Feb 13, 2026

Most companies are using AI wrong

4 MINUTES READ

Most articles, papers, and discussions agree: new technologies such as Artificial Intelligence, Digital Twins, and Extended Reality can help optimize, simplify, and accelerate processes. The White Paper “Proof over Promise” (https://www.weforum.org/publications/proof-over-promise-insights-on-real-world-ai-adoption-from-2025-minds-organizations/) from the World Economic Forum describes a long list of companies using Artificial Intelligence to transform and improve their processes. Most of these companies are in the IT sector, but the list also spans energy, health, retail, finance, and many more. The White Paper presents impressive figures such as “50% less operator effort”, “$140.6 million reduction in R&D costs”, or “projects delivered 18% faster”. The areas covered by AI include supply-chain AI agents, AI-guided control centres, and AI-assisted design.

At first glance, the overview of listed companies from various countries and sectors reads as an overwhelming flood of success stories — and rightly so. It demonstrates that AI can be deployed across many industries to make processes leaner and faster. However, this White Paper does not have the space to explore individual AI integrations in detail; it is intended as a high-level overview. Yet this same trend extends well beyond the WEF White Paper and runs through much of the broader reporting on AI: the benefits are praised, but the specifics of how they were achieved are rarely mentioned.

The paper “Digital Twins, Extended Reality, and Artificial Intelligence in Manufacturing Reconfiguration: A Systematic Literature Review” (https://www.mdpi.com/2071-1050/17/5/2318) examines the specific case of AI in manufacturing — particularly in combination with other technologies to map the entire process. In their literature review, the authors identify similar issues under the heading “Research Gap”. While the analysed articles and papers outline the benefits and potential of AI (in combination with Digital Twins and Extended Reality), they provide no frameworks or other integrations showing exactly how these technologies are deployed. Even papers like this one, which focus on individual industries, only touch on specific integrations at a surface level. Furthermore, reports pay insufficient attention to the synergies between AI and other technologies such as Digital Twins or Extended Reality. AI is seen as a bridge between humans and technology, but what that bridge looks like — and what else contributes to it — is often unclear.

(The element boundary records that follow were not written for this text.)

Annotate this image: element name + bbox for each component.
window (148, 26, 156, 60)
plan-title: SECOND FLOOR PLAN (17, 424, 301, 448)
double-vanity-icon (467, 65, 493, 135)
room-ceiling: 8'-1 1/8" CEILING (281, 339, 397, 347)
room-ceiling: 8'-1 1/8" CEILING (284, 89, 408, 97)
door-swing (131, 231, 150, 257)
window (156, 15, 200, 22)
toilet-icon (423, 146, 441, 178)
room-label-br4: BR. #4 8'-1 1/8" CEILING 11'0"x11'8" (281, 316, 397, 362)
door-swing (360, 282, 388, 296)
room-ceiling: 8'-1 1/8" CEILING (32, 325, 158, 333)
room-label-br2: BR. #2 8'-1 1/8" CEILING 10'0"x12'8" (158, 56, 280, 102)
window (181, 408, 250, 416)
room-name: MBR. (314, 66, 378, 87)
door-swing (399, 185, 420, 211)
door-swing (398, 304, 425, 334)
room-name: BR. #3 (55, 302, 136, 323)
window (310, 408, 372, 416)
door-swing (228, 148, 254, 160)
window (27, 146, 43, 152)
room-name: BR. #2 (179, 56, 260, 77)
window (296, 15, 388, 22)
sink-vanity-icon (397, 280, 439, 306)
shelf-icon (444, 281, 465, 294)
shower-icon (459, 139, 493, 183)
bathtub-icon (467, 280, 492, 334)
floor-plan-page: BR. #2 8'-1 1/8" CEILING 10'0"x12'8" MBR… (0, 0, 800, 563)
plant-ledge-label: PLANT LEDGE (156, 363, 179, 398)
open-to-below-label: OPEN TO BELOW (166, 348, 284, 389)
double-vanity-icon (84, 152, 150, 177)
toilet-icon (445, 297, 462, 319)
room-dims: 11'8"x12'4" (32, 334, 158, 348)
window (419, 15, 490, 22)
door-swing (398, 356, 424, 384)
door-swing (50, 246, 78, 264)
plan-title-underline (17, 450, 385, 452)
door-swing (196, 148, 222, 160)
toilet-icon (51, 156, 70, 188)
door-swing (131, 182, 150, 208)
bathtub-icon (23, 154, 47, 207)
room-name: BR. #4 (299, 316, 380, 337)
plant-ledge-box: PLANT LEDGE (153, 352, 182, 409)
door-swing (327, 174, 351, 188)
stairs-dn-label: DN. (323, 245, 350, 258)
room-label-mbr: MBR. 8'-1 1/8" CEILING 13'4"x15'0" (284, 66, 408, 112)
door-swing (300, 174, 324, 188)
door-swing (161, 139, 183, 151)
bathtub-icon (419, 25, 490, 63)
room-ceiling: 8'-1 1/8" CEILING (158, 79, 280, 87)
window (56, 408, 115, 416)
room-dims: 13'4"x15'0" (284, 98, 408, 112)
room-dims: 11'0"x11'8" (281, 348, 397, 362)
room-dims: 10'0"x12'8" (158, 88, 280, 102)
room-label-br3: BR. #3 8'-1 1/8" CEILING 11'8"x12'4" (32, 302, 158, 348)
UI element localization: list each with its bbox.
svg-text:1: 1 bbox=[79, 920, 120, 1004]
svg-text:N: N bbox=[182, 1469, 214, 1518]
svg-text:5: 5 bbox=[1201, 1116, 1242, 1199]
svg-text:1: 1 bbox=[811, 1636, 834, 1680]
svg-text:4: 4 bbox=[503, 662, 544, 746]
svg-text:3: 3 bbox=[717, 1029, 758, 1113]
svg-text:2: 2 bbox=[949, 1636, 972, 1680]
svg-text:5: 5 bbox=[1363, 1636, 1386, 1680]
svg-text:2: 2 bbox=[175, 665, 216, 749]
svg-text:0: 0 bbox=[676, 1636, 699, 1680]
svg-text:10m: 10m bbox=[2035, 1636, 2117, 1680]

And yet these are precisely the points where AI implementations often fail, or simply don’t pay off in the long run. AI must be integrated into the existing process in a way that creates a seamless transition. With so many missing details in published reports, it is difficult to assess how AI can be effectively deployed within one’s own organisation. Simply standing up a generic AI agent that operates separately from running systems is a neat gimmick — often impressive at first glance — but not viable in the long term. Such an agent is fed data manually, is not specialised, and therefore produces formally correct but often contextually inappropriate answers. The manual integration of new data means the agent requires frequent updates, leading to additional effort and cost. To counteract this overhead, the AI agent should be embedded in the process and the existing pipeline, and be able to source its own data autonomously.

Data preparation, provisioning, and regular updates are therefore at the core of any AI application. Only with a clean, accurate foundation can outputs be reliable and usable. The design for AI integration should therefore be oriented around the entire process. AI agents are integrated into the complete decision architecture and deployed as components of the whole process — otherwise AI remains merely an interesting gimmick that gets shelved after a few months and fails to deliver long-term value. AI is a means to an end: a tool to support decisions and optimise processes, and it should be deployed as a specialised instrument — not as a magic solution for everything, even if the results often look like a miracle.